Für Erstemissionen ist das Volumen jedoch nicht verbindlich. So kann die Summe hier zunächst kleiner angesetzt werden, wenn eine Aufstockung auf das Mindestvolumen innerhalb der nächsten 180 Tage erfolgt. Die Bestimmung von mindestens fünf Market Makern ist notwendig, wobei auch der Emittent diese Funktion wahrnehmen kann. Die Market Maker stellen für Abschlüsse bis zur Höhe von 15 Millionen Euro die Brief- und Geldkurse. Bei der Quotierung müssen die Market Maker darauf achten, dass bestimmte Spannen nicht überschritten werden. Nach der Begebung müssen die Jumbo-Pfandbriefe in einem organisierten Markt eingeführt werden, wobei 30 Tage Zeit zur Verfügung stehen.

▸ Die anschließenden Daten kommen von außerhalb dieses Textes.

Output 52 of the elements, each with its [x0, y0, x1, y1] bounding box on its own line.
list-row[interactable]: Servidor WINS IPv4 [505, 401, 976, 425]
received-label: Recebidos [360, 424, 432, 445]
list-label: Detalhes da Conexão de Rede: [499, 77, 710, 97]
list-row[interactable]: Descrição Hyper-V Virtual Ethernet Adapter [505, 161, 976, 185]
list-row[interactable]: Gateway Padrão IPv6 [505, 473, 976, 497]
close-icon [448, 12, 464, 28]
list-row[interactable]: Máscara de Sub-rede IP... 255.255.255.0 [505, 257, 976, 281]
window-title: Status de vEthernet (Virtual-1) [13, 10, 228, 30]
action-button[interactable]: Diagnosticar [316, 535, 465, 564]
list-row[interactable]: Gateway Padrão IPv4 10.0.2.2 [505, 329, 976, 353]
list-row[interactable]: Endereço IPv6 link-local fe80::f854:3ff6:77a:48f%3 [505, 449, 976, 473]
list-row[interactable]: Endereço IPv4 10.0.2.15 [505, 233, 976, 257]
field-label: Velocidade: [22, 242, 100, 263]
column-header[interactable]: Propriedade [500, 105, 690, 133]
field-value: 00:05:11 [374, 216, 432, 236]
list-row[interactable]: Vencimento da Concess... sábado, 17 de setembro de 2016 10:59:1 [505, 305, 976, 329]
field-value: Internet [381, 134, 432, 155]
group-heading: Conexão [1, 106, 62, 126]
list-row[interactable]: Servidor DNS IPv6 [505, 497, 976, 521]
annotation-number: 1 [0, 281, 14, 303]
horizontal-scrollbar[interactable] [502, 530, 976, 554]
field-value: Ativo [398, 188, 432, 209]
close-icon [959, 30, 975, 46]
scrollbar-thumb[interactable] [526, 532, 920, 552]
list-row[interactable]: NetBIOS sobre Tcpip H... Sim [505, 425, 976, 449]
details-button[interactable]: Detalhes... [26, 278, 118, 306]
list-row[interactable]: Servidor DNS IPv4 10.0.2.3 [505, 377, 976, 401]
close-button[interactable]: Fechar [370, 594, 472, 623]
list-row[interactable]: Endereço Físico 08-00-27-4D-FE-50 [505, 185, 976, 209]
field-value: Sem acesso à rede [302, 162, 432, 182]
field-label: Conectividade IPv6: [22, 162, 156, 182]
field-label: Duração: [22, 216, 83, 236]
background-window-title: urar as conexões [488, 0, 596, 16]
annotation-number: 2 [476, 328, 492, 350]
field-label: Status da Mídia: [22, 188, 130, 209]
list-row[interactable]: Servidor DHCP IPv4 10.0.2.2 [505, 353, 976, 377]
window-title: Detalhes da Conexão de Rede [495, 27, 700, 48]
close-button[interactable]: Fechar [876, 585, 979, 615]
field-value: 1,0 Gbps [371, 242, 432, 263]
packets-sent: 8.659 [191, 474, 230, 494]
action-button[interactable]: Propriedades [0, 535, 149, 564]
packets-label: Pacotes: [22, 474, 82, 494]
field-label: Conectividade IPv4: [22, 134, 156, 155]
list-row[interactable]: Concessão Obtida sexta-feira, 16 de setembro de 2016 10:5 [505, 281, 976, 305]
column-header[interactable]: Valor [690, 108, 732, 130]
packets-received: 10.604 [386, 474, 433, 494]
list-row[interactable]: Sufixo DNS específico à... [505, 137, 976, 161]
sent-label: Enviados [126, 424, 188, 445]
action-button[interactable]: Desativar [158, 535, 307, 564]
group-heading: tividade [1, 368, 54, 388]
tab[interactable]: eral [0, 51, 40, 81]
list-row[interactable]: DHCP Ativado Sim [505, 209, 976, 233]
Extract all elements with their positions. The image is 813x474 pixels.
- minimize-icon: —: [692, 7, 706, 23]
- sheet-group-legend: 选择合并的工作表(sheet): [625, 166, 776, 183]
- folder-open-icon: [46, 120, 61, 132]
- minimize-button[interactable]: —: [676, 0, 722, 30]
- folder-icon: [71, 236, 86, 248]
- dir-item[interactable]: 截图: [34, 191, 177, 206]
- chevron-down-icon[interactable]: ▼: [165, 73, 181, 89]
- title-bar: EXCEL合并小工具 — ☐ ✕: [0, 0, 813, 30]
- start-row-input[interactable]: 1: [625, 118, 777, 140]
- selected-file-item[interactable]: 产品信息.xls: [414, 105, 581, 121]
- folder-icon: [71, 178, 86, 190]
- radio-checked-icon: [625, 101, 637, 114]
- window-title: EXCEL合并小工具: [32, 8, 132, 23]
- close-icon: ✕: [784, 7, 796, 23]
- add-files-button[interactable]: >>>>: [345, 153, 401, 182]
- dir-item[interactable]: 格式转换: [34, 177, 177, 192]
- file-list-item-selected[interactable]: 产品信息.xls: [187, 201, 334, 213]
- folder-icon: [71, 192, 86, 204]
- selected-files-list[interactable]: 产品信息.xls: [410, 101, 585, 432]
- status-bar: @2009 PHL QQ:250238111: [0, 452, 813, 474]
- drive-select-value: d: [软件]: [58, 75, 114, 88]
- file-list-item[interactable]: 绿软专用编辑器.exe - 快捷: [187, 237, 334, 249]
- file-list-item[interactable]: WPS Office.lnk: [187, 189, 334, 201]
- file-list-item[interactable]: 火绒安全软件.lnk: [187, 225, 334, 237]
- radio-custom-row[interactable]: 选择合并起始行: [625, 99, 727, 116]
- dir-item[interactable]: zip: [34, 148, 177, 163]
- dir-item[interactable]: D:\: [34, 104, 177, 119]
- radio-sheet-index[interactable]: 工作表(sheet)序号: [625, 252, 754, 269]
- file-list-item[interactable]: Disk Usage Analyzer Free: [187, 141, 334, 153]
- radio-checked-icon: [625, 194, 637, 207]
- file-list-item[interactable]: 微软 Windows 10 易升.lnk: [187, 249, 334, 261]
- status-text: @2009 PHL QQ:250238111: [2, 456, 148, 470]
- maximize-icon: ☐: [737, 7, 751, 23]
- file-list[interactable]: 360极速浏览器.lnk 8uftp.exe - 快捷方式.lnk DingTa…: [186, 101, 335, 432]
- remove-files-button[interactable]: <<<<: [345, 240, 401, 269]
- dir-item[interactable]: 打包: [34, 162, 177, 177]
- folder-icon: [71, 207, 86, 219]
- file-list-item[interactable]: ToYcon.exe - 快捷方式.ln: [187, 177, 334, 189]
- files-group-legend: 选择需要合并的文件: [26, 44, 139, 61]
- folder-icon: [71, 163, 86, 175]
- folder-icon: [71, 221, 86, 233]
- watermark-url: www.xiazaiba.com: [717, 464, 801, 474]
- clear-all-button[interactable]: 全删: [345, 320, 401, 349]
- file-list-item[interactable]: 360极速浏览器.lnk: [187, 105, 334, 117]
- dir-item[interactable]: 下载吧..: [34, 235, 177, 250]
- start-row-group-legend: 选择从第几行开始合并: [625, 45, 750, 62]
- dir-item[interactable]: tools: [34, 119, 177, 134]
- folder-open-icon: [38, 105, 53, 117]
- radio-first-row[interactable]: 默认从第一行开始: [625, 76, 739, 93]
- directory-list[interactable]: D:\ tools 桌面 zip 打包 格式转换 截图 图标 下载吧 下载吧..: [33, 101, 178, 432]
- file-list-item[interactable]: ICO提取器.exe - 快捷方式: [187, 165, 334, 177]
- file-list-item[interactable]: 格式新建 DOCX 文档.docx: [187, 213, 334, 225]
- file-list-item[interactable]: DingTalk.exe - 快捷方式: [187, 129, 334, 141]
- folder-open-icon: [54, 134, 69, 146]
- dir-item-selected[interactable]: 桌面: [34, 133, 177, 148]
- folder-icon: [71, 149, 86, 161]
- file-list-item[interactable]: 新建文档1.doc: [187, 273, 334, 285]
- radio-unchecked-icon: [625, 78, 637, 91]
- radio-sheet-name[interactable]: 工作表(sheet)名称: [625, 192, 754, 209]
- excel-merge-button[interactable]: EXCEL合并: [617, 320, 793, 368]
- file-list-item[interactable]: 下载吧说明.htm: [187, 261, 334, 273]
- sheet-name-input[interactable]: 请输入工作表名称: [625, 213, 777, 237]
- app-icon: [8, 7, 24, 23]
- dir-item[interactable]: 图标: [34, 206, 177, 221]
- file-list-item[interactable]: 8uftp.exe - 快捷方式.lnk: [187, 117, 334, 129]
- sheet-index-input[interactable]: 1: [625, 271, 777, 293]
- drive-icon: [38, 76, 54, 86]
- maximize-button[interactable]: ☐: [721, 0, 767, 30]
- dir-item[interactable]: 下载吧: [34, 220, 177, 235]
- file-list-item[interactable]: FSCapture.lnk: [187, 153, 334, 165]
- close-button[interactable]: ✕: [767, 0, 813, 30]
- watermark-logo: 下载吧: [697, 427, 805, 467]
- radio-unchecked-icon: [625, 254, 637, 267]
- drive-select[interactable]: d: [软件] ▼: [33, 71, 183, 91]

Der organisierte Markt wiederum muss entweder in einem Mitgliedsstaat der EU liegen oder der Staat muss über das Abkommen des Europäischen Wirtschaftsraumes verfügen. Eine Unterart zu den Jumbo-Pfandbriefen stellen die sogenannten Globalpfandbriefe dar, die über eine spezielle Ausstattung verfügen und aufgrund dessen auch durch internationale Investoren zu erwerben sind.
Welche Kapitalanlage die richtige für den einzelnen Sparer ist, läßt sich bei umfassenden Depots nur bei einem umfangreichen Beratungsgespräch herausfinden.